Ten, komuś dzisiaj na wiarę przysięgła,
Co cię o trwałość przysięgi śmie prosić:
Jest — hordą morskich korsarzów dowodzi;
Bez praw — prócz miecza: bez domu — prócz łodzi;
A których czyny i o nich powieści,
Nie są dla uszu i duszy niewieściéj!
„Broń tę, co widzisz, ich dłoń tu przyniosła,
Na znak mój blizko czekają ich wiosła:
I na nich czeka ta czara na stole.
Z niéj krzepią męstwo — mniejsza! jakim płynem —
Pijąc, nie pomną na Proroka wolę: —
Ach! gdybyż tylko kalali się winem!
„Jestem ich wodzem; — czémże miałem zostać?
Gnębiony w domu niewolą i sromem,
Znikąd pociechy niemogący dostać,
Wyśmiany, gdym jéj chciał szukać za domem:
W gnuśnéj się nudzie młody wiek mój trwonił.
Giaffir miecza i konia mi wzbronił!
Choć nieraz — Allah! ty wiész, ile razy! —
W pełnym Dywanie śmiał tyran urągać,
Jakbym ja ostrza lękał się obrazy,
Lub nie miał siły wędzidła zawściągać!
Na wojnę nawet brać z sobą nie raczył,
Na wieczną nicość, na wzgardę przeznaczył.

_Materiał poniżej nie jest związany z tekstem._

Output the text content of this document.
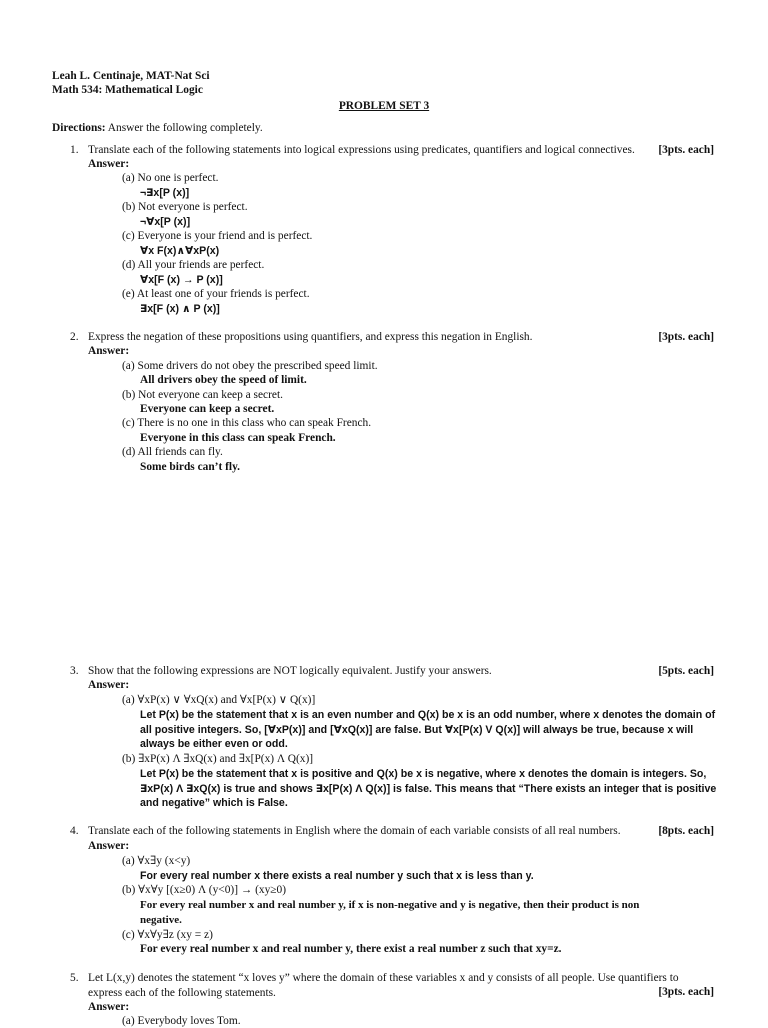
Leah L. Centinaje, MAT-Nat Sci
Math 534: Mathematical Logic
PROBLEM SET 3
Directions: Answer the following completely.
1. Translate each of the following statements into logical expressions using predicates, quantifiers and logical connectives. [3pts. each]
Answer:
(a) No one is perfect.
¬∃x[P (x)]
(b) Not everyone is perfect.
¬∀x[P (x)]
(c) Everyone is your friend and is perfect.
∀x F(x)∧∀xP(x)
(d) All your friends are perfect.
∀x[F (x) → P (x)]
(e) At least one of your friends is perfect.
∃x[F (x) ∧ P (x)]
2. Express the negation of these propositions using quantifiers, and express this negation in English.	[3pts. each]
Answer:
(a) Some drivers do not obey the prescribed speed limit.
All drivers obey the speed of limit.
(b) Not everyone can keep a secret.
Everyone can keep a secret.
(c) There is no one in this class who can speak French.
Everyone in this class can speak French.
(d) All friends can fly.
Some birds can’t fly.
3. Show that the following expressions are NOT logically equivalent. Justify your answers.	[5pts. each]
Answer:
(a) ∀xP(x) ∨ ∀xQ(x) and ∀x[P(x) ∨ Q(x)]
Let P(x) be the statement that x is an even number and Q(x) be x is an odd number, where x denotes the domain of all positive integers. So, [∀xP(x)] and [∀xQ(x)] are false. But ∀x[P(x) V Q(x)] will always be true, because x will always be either even or odd.
(b) ∃xP(x) Λ ∃xQ(x) and ∃x[P(x) Λ Q(x)]
Let P(x) be the statement that x is positive and Q(x) be x is negative, where x denotes the domain is integers. So, ∃xP(x) Λ ∃xQ(x) is true and shows ∃x[P(x) Λ Q(x)] is false. This means that “There exists an integer that is positive and negative” which is False.
4. Translate each of the following statements in English where the domain of each variable consists of all real numbers.	[8pts. each]
Answer:
(a) ∀x∃y (x<y)
For every real number x there exists a real number y such that x is less than y.
(b) ∀x∀y [(x≥0) Λ (y<0)] → (xy≥0)
For every real number x and real number y, if x is non-negative and y is negative, then their product is non negative.
(c) ∀x∀y∃z (xy = z)
For every real number x and real number y, there exist a real number z such that xy=z.
5. Let L(x,y) denotes the statement “x loves y” where the domain of these variables x and y consists of all people. Use quantifiers to express each of the following statements.	[3pts. each]
Answer:
(a) Everybody loves Tom.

Bym bez nadziei, bez siły, bez chwały,
Śród niewolników przegnuśniał wiek cały!
Gdy ty — ty! któréj przychylność i wdzięki,
Choć słabiąc duszę, słodziły jéj męki —
Na zamek Brusy zasłana spokojny,
Gościć w nim zwykłaś do skończenia wojny!...
„Harun naówczas, widząc, jak mię nękał,
Jak mię bezczynny każdy dzień przywalał,
Wzruszył się — kary, śmierci się nie lękał,
Więźniowi użyć swobody pozwalał;
Puszczał samego — ufny memu słowu;
Że wprzód niż basza — w pęta wrócę znowu.